I decide to check out the hotel side of the building and see how it compares to the pilgrim digs. I follow the resonating ghostly jazz music that echoes through the stony chambers of the old convent. I limp down a narrow staircase and come to a set of restrooms just adjacent to grand formal dining room. I open the door marked “bar” and find the source of the jazz music, but the bar is ghostly and unoccupied and I feel like I’ve stepped in to a scene from The Shining. A little spooked, I turn around to go back to the casual part of the building where I am most at home. I go back through the bathroom to the albergue.
I’m eager for my chance to get an inside-glance at the maintenance of these high-occupancy, low-cost albergues: are the mattress covers changed? How thorough of a cleaning do the toilets get?
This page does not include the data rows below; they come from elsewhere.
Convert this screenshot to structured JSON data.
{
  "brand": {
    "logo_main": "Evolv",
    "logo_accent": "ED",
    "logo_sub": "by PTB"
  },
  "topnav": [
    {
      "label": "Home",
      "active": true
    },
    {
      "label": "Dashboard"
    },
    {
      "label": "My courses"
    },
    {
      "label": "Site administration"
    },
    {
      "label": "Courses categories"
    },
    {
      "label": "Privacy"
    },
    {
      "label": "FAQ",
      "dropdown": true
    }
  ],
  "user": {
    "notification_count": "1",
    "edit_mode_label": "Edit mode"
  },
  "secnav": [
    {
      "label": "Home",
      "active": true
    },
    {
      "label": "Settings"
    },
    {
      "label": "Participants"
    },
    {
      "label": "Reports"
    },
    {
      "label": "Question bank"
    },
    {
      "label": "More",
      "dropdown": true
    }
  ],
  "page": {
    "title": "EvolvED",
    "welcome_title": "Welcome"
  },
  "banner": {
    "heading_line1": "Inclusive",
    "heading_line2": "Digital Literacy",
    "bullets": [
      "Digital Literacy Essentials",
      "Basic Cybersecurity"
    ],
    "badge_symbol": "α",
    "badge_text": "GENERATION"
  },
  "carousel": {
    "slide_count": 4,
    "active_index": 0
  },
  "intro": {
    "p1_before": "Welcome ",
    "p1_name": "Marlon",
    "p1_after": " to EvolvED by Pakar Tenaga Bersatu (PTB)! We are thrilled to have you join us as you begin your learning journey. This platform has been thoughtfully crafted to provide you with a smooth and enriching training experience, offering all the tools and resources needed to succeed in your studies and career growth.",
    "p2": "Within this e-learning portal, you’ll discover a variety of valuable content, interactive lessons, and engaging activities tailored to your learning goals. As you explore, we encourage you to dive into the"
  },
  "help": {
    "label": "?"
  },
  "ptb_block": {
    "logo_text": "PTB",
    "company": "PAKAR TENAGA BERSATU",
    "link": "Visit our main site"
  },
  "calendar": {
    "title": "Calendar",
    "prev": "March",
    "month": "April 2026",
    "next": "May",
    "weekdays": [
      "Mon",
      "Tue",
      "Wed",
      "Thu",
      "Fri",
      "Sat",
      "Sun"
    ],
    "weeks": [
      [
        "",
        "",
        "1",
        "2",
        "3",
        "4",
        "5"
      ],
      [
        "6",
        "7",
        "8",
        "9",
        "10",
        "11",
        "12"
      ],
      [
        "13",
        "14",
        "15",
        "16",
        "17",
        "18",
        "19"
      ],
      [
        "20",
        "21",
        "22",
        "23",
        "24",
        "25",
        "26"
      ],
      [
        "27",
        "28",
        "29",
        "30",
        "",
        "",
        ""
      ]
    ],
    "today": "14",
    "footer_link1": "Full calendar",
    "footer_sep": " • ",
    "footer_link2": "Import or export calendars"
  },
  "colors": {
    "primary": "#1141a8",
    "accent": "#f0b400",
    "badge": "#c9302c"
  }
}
The molding soup of semi-solid strawberries in the communal refrigerator is not a sign that any of this gets done on a regular basis. In any case, I am comfortable and happy. I fit right in with the slime and grime.
I return to my dormitory and collapse on my twin-size bed. I bathe in the light of the white walls, white floor tiles, white bedsheets and stare at the perfect blue sky outside the enormous window.